Could also go with EDM lifters...direct oil pressurized onto cam lobes at lifter base. Maybe grooving the lifter bores so lifter galley oil bleeds out onto camshaft. More than one way to skin the cat.
I had those with the '528. I still lost 10 lobes.
 
So lack of oil isn't the problem then.
It seems more lack of crown on the lifters and lack of taper on the cam lobe. Of the few failures I have seen the lifter wasn't turning yet you could spin it in the bore with your finger.
 
It seems more lack of crown on the lifters and lack of taper on the cam lobe. Of the few failures I have seen the lifter wasn't turning yet you could spin it in the bore with your finger.
Maybe we will find out one day that some bean counter decided they could make more $$$ if they skipped the crowning operation :) (no disrespect to accountants in general) Back in the 80’s I worked for a company where this actually happened.
 
Maybe we will find out one day that some bean counter decided they could make more $$$ if they skipped the crowning operation :) (no disrespect to accountants in general) Back in the 80’s I worked for a company where this actually happened.

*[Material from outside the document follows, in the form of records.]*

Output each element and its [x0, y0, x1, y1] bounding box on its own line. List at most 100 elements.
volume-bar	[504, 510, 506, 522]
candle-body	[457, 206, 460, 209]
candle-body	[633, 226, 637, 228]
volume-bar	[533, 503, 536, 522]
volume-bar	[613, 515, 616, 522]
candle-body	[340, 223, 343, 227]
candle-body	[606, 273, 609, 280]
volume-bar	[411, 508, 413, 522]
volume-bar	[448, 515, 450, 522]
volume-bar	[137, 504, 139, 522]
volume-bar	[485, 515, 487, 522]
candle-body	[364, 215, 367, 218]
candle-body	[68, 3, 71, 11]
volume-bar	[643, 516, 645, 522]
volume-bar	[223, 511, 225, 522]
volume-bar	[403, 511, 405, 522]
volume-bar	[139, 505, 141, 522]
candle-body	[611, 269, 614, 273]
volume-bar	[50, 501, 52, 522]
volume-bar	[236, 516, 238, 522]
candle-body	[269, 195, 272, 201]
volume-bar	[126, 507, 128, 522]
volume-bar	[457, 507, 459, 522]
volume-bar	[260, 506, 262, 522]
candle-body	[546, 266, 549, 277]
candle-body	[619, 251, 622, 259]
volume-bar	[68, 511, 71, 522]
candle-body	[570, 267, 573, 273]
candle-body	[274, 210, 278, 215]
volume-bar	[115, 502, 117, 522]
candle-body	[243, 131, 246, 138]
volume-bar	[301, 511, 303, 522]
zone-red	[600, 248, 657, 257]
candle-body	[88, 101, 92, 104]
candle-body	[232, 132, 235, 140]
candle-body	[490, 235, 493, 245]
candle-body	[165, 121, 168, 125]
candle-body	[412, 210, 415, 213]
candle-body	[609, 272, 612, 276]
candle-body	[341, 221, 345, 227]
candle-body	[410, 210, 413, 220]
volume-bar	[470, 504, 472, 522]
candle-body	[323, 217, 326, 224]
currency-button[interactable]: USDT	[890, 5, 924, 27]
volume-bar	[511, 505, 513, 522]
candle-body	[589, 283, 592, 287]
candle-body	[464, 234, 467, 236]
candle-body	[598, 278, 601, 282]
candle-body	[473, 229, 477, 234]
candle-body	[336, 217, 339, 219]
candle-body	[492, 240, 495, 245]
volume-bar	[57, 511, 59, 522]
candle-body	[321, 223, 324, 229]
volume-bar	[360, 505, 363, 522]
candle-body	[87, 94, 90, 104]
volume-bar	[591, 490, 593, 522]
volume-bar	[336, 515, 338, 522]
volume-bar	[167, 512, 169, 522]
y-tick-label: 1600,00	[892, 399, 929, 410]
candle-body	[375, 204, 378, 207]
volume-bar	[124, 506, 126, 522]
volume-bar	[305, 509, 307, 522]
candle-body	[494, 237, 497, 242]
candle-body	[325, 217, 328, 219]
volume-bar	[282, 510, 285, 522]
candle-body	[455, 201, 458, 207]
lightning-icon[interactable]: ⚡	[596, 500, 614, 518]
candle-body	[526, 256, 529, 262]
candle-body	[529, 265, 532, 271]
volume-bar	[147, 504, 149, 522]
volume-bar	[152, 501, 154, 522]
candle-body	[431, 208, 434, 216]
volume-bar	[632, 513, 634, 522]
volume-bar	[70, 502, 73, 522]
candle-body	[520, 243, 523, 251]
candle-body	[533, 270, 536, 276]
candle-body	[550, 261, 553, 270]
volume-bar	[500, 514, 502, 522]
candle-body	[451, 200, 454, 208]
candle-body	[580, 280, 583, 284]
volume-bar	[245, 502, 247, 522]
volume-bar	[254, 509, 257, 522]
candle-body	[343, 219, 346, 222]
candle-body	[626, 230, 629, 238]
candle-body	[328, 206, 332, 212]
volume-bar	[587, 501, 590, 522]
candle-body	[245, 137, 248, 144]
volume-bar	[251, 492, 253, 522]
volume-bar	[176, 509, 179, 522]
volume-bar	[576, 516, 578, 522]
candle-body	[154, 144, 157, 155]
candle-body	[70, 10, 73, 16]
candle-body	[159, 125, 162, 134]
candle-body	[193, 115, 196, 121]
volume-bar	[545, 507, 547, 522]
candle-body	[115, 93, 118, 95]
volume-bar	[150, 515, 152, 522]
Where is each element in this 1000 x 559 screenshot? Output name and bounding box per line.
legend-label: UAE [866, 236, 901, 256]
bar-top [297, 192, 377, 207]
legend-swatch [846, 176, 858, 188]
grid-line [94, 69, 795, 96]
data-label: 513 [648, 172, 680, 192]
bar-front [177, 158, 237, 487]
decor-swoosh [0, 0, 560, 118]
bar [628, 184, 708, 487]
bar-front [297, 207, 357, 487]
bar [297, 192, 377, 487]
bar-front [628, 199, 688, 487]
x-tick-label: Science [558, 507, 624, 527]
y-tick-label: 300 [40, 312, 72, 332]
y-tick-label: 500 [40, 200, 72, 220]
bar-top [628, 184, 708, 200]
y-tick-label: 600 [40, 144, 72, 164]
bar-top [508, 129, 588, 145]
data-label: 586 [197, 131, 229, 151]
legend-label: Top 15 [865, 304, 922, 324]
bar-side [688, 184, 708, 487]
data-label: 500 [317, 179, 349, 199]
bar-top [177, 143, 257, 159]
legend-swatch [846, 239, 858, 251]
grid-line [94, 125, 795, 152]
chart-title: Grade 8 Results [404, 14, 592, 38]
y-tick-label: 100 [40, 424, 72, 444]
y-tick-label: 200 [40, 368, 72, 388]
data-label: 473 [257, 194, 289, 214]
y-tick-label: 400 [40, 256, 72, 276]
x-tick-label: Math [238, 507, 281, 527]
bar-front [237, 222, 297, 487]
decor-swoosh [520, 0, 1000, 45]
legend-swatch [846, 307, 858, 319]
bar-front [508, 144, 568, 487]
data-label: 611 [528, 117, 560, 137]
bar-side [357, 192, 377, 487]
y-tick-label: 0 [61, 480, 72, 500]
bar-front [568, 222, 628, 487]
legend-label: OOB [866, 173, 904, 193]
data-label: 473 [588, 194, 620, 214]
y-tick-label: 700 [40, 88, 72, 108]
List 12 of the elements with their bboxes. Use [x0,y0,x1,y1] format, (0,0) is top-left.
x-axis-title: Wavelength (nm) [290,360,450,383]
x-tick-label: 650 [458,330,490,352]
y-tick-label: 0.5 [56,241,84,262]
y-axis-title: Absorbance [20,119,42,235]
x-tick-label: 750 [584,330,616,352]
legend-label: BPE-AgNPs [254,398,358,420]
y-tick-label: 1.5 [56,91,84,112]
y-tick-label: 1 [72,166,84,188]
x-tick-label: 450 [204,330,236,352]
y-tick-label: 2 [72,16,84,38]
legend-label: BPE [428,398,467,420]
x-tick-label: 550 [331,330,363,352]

I married my accountant. Good and bad there! :lol: :lol:
 
I check the crown on every lifter I install Just put them feet together and note the (non)fit. I've never seen a new one not crowned. If the wear pattern on a pulled lifter is not circular, they are not rotating. I got a set of slants that are concave! Paint a strip on the top edge and when you start the motor without a valve cover you should see all of them rotate. If not stop and find out why.
 
This one is out of by buddy's 440. It didn't turn.

joe's lifter.jpg
 
This situation is where REfacing of the original lifters is a viable procedure.
 
Offenhauser race motors that ran at Indy in the 50’s and 60’s were overhead camshaft, with the cams having a hole gun drilled through the length of the cam. Engine oil was pressure fed into that passage. There were a pair of connecting holes drilled in the lob just ahead of the point of max valve lift to deliver oil to the lifter - lob interface.
 
Buy American made parts and verify your machine shop work with the best micrometer and gauges you can afford. It's part of the assembly process that is more often neglected by the assembler/owner. Results without verification of clearances are 50/50 at best, but hey its your engine and your success or failure.
 
The old Mopars that were used as Police Duty didn't have this problem. If they did they would have worked out the problem, especially since warranty work would be involved. Cop cars and taxis did a lot of idling, although most cabs were sixes. Cop cars idling waiting for you to go speeding by with their Radar gun pointed at you. So it would seem that the biggest difference today is the removal of the zddp from the oil. And like anything else an occasional bad cam or lifter could be the reason for some of the problems. So at this point we still don't have a definite reason for the problems some people have encountered. I'll go with the oil with the added zddp and keep my fingers crossed.